@mozilla-ai/fed-phish-guard

Federated Phishing URL Detection

This is a federated learning application built with PyTorch and Flower, simulating privacy-preserving phishing URL detection across distributed browser clients using Phishing-Dataset.

Each client represents a group of users (e.g., browser installations or organizations). URLs are processed locally, and only model updates are shared with the server — raw browsing data never leaves the device.

This app demonstrates how federated learning can improve web security while preserving user privacy.

Prerequisites

Python 3.10 or higher
pip

Fetch the App

Install Flower:

pip install flwr

Fetch the app:

flwr new @mozilla-ai/fed-phish-guard

This will create a new directory called fed-phish-guard with the following structure:

fed-phish-guard
├── phishguard
│   ├── __init__.py
│   ├── client_app.py   # Defines your ClientApp
│   ├── server_app.py   # Defines your ServerApp
│   ├── model.py        # Defines model
│   ├── data.py         # Defines data loading
│   └── train.py        # Defines training and evaluation
├── pyproject.toml      # Project metadata like dependencies and configs
└── README.md

Model

URLs are encoded as raw UTF-8 bytes rather than subword tokens, capturing character-level patterns critical for phishing detection (e.g., paypa1.com, homoglyphs, misleading subdomains).

Input URL → UTF-8 bytes → byte indices (vocab: 258 tokens)
    ↓
Embedding (258 × 64)
    ↓
Parallel convolutions (k=3, 5, 7 | 128 filters each) → concat
    ↓
Conv block 1: Conv1D(256) → ReLU → BN → MaxPool(2)
    ↓
Conv block 2: Conv1D(128) → ReLU → BN → MaxPool(2)
    ↓
Global max pool → Linear(256) → Dropout(0.3) → Linear(1) → sigmoid

~568K trainable parameters. Binary classification: phishing = 1, benign = 0.

Run the App

You can run your Flower App in both simulation and deployment mode without making changes to the code. If you are starting with Flower, we recommend you using the simulation mode as it requires fewer components to be launched manually.
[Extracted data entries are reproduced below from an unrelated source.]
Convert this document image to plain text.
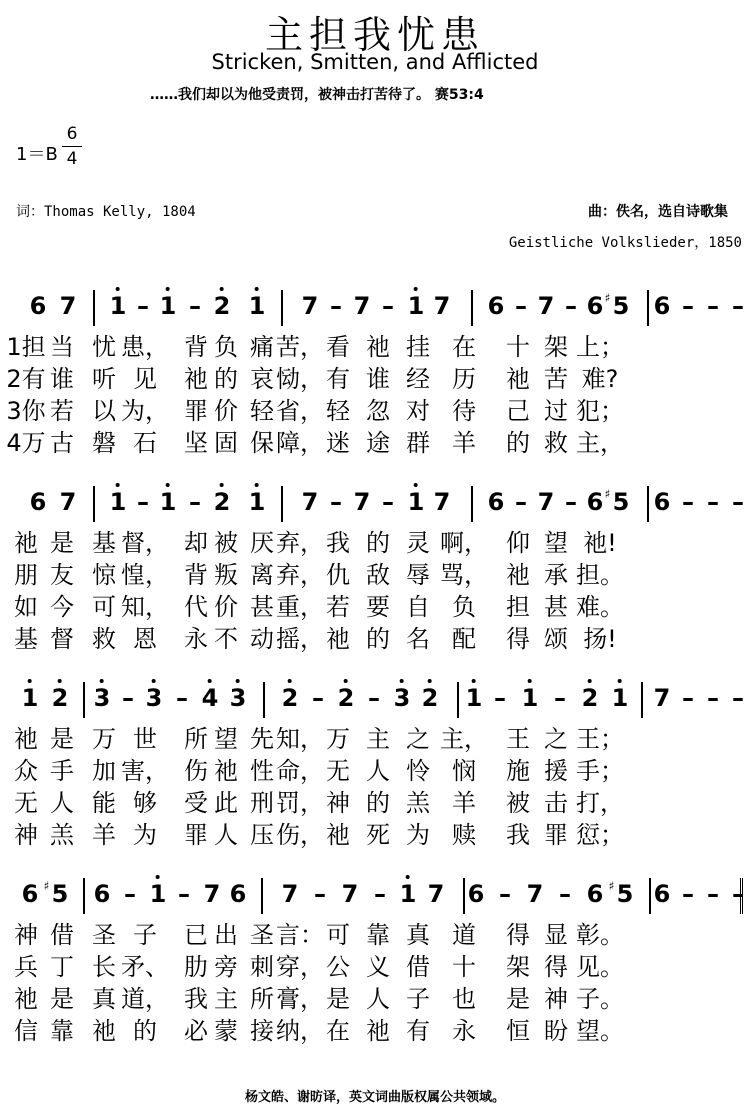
主担我忧患
Stricken, Smitten, and Afflicted
……我们却以为他受责罚，被神击打苦待了。 赛53:4
1＝B
6
4
词：Thomas Kelly, 1804	曲：佚名，选自诗歌集
Geistliche Volkslieder，1850
6 7 1 – 1 – 2 1 7 – 7 – 1 7 6 – 7 – 6 ♯ 5 6 – – –
1担 当 忧 患， 背 负 痛 苦， 看 祂 挂 在 十 架 上；
2有 谁 听 见 祂 的 哀 恸， 有 谁 经 历 祂 苦 难?
3你 若 以 为， 罪 价 轻 省， 轻 忽 对 待 己 过 犯；
4万 古 磐 石 坚 固 保 障， 迷 途 群 羊 的 救 主，
6 7 1 – 1 – 2 1 7 – 7 – 1 7 6 – 7 – 6 ♯ 5 6 – – –
祂 是 基 督， 却 被 厌 弃， 我 的 灵 啊， 仰 望 祂!
朋 友 惊 惶， 背 叛 离 弃， 仇 敌 辱 骂， 祂 承 担。
如 今 可 知， 代 价 甚 重， 若 要 自 负 担 甚 难。
基 督 救 恩 永 不 动 摇， 祂 的 名 配 得 颂 扬!
1 2 3 – 3 – 4 3 2 – 2 – 3 2 1 – 1 – 2 1 7 – – –
祂 是 万 世 所 望 先 知， 万 主 之 主， 王 之 王；
众 手 加 害， 伤 祂 性 命， 无 人 怜 悯 施 援 手；
无 人 能 够 受 此 刑 罚， 神 的 羔 羊 被 击 打，
神 羔 羊 为 罪 人 压 伤， 祂 死 为 赎 我 罪 愆；
6 ♯ 5 6 – 1 – 7 6 7 – 7 – 1 7 6 – 7 – 6 ♯ 5 6 – – –
神 借 圣 子 已 出 圣 言： 可 靠 真 道 得 显 彰。
兵 丁 长 矛、 肋 旁 刺 穿， 公 义 借 十 架 得 见。
祂 是 真 道， 我 主 所 膏， 是 人 子 也 是 神 子。
信 靠 祂 的 必 蒙 接 纳， 在 祂 有 永 恒 盼 望。
杨文皓、谢昉译，英文词曲版权属公共领域。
By default, flwr run will make use of the Simulation Engine.

Run with the Simulation Engine

TIP

Check the Simulation Engine documentation to learn more about Flower simulations, how to use more virtual SuperNodes, and how to configure CPU/GPU usage in your ClientApp.

Install the dependencies defined in pyproject.toml as well as the phishguard package.

cd fed-phish-guard && pip install -e .

Run with default settings:

flwr run .

You can also override some of the settings for your ClientApp and ServerApp defined in pyproject.toml. For example:

flwr run . --run-config "num-server-rounds=5 learning-rate=5e-4"

To train on multiple datasets (merged and deduplicated), use a comma-separated list:

flwr run . --run-config "datasets='ealvaradob/phishing-dataset,kmack/Phishing_urls'"

Run with the Deployment Engine

To run this app using Flower’s Deployment Engine, first prepare the local dataset for each client.
For example, suppose each client’s data is stored in the directory /path/to/client_data.

Next, pass the data path to each SuperNode using the --node-config option:

flower-supernode \
    --insecure \
    --superlink <SUPERLINK-FLEET-API> \
    --node-config="data-path=/path/to/client_data"

Finally, ensure the environment of each SuperNode has all dependencies installed. Then, launch the run via flwr run but pointing to a SuperLink connection that specifies the SuperLink your SuperNode is connected to:

flwr run . <SUPERLINK-CONNECTION> --stream

TIP

Follow this how-to guide to run the same app in this example but with Flower's Deployment Engine. After that, you might be interested in setting up secure TLS-enabled communications and SuperNode authentication in your federation.

Expected Results

Federated Training (10 clients, 3 rounds)

Note that federated results will vary by number of rounds, clients, and data distribution. With default settings (flwr run .), each client trains on ~83K URLs (IID partitioned):

Metric	Value
Accuracy	~95.2%
F1 Score	~94.8%
ROC-AUC	~98.9%

Sample output:

(ClientAppActor) Train Loss: 0.1956 | Time: 2565.6s
(ClientAppActor) Val Loss: 0.1376 | Acc: 0.9516 | F1: 0.9477 | AUC: 0.9890
(ClientAppActor) Best model: epoch 1 with F1=0.9477

Centralized Baseline

For comparison, the non-federated baseline achieves (after 20 epochs):

Metric	Value
Accuracy	~98.4%
F1 Score	~98.3%
ROC-AUC	~99.8%

See for standalone training scripts that reuse the phishguard libraries without federated learning.